En ese momento, disfrutar de un festín y darse un buen baño sería sin duda lo más placentero.
Así que, cuando Wang Xiaolong terminó de hablar, Zhang Laowai y los demás se apresuraron a subir al coche.
Sin embargo, Fan Erhu se quedó quieto.
—Aunque no es la inauguración oficial, el punto de acopio también es el comienzo de nuestra empresa, ¿no vas a celebrarlo con nosotros?
Wang Xiaolong negó con la cabeza.
—Todavía tengo algunos asuntos que atender.
—¿Hay algo en lo que podamos ayudar?
—Por ahora no, apúrate y llévalos a comer.
—¡De acuerdo!
Llámame si necesitas algo.
Fan Erhu no insistió más y condujo a un grupo de hermanos a un restaurante del municipio.
Mientras tanto, Wang Xiaolong regresó a casa en el triciclo eléctrico.
Aunque el punto de acopio ya estaba instalado, todavía tenía muchos detalles en los que pensar.
Como había dicho antes, este punto de acopio era solo el comienzo de su empresa, y si querían crecer y fortalecerse en el futuro, debían establecer una base sólida.
Como líder, no era momento para frivolidades y dejarse llevar por el disfrute.
Al llegar a casa, se lavó la cara para refrescarse y luego sacó papel y bolígrafo para empezar a dibujar y escribir.

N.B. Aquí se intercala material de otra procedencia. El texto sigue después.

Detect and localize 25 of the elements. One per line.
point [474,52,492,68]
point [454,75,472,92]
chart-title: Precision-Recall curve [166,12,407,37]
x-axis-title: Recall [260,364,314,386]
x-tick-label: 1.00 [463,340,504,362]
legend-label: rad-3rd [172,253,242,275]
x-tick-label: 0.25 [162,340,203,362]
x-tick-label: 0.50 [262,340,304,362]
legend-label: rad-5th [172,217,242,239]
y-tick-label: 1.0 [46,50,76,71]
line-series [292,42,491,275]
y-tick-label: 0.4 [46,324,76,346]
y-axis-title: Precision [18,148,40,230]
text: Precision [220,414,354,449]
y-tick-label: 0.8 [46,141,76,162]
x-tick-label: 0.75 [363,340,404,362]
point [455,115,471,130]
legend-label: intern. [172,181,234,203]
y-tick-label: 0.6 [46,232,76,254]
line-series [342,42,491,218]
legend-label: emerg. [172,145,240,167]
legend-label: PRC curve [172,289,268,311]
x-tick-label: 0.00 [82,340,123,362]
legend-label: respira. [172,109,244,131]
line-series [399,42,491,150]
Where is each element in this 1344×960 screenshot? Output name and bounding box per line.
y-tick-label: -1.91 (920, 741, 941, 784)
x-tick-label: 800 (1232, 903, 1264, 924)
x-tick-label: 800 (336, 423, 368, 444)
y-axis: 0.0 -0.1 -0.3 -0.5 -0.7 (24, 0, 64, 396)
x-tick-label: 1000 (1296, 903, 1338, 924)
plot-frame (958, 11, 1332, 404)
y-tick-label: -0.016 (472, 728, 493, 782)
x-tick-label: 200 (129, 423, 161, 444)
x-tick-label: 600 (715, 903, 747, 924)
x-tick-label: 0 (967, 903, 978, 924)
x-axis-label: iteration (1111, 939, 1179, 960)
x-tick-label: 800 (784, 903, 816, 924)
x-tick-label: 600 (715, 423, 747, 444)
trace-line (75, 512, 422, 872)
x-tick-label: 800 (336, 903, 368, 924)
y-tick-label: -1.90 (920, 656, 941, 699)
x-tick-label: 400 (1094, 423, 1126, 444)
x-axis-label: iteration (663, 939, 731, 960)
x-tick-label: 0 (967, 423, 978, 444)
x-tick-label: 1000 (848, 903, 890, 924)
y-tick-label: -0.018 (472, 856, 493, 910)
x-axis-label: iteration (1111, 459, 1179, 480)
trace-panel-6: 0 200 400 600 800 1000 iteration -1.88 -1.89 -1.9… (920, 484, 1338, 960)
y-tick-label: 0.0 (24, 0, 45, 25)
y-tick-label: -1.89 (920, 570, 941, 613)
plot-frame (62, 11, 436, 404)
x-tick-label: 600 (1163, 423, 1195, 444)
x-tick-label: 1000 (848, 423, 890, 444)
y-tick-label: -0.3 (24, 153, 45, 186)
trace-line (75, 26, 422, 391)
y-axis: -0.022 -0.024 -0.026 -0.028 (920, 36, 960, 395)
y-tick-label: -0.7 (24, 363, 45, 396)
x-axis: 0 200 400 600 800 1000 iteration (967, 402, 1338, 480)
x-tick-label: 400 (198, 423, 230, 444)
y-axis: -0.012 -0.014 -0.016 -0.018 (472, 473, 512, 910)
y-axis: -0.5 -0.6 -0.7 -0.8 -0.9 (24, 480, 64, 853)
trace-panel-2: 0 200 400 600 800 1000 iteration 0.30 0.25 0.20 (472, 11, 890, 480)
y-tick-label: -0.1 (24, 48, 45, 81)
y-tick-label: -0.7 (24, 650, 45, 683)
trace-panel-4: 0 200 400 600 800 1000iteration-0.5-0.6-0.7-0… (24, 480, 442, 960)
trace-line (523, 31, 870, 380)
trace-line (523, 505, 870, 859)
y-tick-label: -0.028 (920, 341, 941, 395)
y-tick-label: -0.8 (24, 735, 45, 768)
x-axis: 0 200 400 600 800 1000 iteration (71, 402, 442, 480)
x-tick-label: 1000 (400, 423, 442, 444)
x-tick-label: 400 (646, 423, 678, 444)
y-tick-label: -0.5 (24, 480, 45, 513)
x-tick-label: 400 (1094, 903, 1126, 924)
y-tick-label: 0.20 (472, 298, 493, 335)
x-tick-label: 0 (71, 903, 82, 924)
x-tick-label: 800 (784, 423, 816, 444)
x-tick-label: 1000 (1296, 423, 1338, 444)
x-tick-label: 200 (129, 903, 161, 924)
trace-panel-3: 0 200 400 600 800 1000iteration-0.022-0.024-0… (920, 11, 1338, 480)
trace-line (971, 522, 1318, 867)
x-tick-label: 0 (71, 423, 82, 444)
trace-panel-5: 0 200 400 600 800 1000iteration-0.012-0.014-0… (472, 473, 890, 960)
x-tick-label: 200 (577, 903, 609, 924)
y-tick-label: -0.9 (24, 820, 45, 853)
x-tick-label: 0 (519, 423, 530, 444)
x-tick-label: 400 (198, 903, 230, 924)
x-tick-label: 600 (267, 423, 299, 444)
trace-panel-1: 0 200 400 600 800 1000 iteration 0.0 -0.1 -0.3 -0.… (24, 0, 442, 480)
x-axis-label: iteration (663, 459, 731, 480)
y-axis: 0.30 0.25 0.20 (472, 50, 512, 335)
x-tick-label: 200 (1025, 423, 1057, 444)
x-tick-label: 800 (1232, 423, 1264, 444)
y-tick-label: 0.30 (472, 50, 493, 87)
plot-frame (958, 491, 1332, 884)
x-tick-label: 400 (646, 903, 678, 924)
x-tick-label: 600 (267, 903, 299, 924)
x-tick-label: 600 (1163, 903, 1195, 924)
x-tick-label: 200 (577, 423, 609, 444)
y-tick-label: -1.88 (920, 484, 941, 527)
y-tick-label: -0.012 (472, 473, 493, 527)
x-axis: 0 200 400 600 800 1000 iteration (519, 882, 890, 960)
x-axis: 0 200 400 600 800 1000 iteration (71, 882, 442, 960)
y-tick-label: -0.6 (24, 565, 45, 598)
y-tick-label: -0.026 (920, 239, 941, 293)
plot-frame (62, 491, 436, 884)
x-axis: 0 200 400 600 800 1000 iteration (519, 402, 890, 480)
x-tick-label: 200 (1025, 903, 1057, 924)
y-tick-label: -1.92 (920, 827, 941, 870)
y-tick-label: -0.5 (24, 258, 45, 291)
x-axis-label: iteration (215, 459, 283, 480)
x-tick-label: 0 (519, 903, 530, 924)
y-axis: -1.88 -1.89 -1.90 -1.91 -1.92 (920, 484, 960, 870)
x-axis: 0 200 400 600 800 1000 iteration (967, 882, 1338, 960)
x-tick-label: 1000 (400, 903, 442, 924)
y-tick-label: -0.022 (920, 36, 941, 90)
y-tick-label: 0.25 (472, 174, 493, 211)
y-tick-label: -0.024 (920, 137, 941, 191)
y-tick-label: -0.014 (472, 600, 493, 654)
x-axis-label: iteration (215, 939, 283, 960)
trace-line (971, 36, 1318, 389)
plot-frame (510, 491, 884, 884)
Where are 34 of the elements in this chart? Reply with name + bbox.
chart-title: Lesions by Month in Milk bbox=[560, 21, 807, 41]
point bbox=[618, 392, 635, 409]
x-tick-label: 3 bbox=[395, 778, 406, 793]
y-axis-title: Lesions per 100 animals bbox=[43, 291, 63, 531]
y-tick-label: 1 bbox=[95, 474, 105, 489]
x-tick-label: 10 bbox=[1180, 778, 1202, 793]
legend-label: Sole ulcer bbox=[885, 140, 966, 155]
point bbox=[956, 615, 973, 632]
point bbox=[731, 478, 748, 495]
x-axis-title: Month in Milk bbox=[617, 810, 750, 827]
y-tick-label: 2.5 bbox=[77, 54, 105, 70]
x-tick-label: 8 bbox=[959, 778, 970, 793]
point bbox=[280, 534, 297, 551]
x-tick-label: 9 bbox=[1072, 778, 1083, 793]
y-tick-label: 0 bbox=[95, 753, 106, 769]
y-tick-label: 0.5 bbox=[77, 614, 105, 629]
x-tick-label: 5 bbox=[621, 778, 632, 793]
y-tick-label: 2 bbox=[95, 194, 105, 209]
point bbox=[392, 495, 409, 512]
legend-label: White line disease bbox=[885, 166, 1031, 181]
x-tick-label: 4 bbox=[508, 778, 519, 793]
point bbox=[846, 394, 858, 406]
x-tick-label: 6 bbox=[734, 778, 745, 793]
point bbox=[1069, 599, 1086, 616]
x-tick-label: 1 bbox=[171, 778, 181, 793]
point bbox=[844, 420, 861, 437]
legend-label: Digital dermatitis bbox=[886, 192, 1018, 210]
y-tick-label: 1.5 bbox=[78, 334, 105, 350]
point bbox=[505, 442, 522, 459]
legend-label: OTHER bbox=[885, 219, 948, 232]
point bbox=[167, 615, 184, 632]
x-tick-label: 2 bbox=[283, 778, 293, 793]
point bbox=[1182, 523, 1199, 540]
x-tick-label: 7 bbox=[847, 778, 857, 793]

Pero apenas habían pasado dos minutos cuando, de repente, se oyó el sonido de una frenada brusca fuera del patio.
Inmediatamente después, Fan Erhu entró corriendo a toda prisa.
—¿No te acabas de ir?
¿Qué ha pasado para que estés tan agitado?
—preguntó Wang Xiaolong con sorpresa.
—Acabábamos de salir de la entrada del pueblo cuando el jefe de la aldea Zhang Xingbao me llamó de repente, diciendo que había llovido en las montañas durante medio día, provocando un derrumbe en la Pequeña Colina —dijo Fan Erhu, jadeando.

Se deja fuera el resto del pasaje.